Monday, Nov. 29, 1926
Sneer, Honor, Screw
President Gerardo Machado y Morales of Cuba and President Jose Serrato of Uruguay maintained an air of Augustan calm last week while their Foreign Ministers quarreled over a sneer. Senor Alfredo Guani, Uruguayan representative in the Assembly of the League of Nations, allegedly launched the sneer by remarking while at Geneva last fall: "Cuba is tied to the U. S. by her Permanent Treaty."* This remark, unheeded by the rest of the world, has been bandied for months by the Cuban and Uruguayan press until, last week, Cuba broke off diplomatic relations with Uruguay, alleging that, "the Cuban national honor has been made the subject of derogatory remarks in Uruguay." Twenty-four hours later an Uruguayan "apology" was delivered at Havana; whereupon at Montevideo, capital of Uruguay, the Cuban Minister, whose trunks had been packed, ordered them unpacked again.
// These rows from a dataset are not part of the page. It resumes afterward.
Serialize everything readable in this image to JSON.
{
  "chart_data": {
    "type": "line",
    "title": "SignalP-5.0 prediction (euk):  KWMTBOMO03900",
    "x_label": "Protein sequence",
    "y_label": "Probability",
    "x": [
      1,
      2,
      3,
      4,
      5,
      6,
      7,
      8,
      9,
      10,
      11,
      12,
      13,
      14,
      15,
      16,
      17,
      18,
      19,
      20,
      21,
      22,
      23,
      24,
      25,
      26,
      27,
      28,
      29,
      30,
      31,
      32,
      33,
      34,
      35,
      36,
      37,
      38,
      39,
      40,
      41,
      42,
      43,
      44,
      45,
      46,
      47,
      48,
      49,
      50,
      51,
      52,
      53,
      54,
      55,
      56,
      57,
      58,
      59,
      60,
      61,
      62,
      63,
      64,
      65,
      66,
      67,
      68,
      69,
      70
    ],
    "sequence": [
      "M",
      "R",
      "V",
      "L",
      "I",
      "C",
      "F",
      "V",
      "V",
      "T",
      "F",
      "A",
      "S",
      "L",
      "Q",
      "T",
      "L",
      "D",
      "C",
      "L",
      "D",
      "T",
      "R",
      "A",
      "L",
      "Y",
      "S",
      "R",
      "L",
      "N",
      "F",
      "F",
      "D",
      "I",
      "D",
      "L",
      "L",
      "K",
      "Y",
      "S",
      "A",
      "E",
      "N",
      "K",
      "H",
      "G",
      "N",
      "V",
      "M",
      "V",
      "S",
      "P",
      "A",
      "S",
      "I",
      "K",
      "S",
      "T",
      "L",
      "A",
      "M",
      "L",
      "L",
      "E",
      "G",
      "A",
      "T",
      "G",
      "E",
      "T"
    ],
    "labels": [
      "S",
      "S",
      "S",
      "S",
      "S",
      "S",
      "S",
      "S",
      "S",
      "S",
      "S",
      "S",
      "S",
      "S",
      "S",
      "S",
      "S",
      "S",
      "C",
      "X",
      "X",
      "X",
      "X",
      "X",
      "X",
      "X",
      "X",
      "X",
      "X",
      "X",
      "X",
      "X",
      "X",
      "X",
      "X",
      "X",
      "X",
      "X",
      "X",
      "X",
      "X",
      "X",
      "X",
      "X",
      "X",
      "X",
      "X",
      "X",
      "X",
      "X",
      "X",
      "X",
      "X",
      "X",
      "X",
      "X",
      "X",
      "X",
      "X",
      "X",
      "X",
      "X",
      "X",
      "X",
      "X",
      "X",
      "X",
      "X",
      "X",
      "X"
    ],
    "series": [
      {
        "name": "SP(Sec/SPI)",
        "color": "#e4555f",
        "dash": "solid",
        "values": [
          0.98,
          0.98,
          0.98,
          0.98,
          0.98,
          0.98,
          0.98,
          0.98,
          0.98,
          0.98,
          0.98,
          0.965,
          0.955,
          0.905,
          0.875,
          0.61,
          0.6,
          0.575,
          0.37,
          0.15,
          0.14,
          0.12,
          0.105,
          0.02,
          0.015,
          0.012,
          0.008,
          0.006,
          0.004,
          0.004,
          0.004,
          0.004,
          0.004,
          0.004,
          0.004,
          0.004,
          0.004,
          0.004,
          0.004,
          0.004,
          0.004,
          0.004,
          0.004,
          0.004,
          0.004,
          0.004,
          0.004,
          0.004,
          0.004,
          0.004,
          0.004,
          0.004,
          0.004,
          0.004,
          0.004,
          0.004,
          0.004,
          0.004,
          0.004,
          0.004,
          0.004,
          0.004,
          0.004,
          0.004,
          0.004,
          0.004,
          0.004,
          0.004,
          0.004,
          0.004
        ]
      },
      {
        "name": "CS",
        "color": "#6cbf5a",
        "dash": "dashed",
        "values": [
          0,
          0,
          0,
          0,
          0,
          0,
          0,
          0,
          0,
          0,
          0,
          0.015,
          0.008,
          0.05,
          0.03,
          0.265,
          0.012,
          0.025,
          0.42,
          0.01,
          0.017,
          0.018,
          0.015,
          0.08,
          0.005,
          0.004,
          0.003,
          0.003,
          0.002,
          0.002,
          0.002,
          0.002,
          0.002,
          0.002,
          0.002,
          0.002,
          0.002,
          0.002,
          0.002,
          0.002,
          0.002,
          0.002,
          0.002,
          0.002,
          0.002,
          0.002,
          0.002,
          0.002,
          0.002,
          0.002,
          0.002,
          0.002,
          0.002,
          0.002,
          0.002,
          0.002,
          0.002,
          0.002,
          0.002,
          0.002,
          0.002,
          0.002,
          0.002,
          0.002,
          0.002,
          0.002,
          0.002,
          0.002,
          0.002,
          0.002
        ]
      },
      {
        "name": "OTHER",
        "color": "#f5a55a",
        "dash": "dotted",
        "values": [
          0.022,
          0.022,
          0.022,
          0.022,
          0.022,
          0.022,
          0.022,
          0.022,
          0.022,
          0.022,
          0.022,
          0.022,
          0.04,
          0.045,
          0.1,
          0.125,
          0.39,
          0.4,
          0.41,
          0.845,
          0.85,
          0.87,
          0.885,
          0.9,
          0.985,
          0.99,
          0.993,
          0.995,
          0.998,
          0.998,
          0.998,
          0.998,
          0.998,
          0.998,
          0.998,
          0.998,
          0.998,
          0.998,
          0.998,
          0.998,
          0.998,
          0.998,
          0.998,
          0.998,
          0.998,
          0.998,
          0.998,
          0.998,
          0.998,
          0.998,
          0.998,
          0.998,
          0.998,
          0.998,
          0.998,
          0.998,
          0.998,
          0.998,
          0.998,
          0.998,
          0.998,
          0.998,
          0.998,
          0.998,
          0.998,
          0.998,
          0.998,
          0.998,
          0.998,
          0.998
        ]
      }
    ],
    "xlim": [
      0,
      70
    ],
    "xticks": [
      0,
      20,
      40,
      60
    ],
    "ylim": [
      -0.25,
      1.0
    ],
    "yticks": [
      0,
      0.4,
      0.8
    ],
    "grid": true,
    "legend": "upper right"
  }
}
Many a Cuban plebeian, unconscious that the national honor had been saved, learned with ogreish interest of how an iron screw was slowly turned in the Santiago prison last week. The screw tightened a steel collar fitted with an iron spike and encircling the neck of Quesado Castillo, a Negro who had murdered his wife and daughter. At 6:03 a. m. the garrote began to contract. At 6:11 1/2 a.m. Castillo was pronounced dead.
*PresumabIy the reference is to the agreement of 1901 whereby Cuba was granted independence by the U. S. on condition that she shall never: 1) Conclude a treaty with a foreign power endangering her independence; 2) Contract debts which her current revenues would not suffice to pay; 3) Debar the U. S. from "the right of intervention."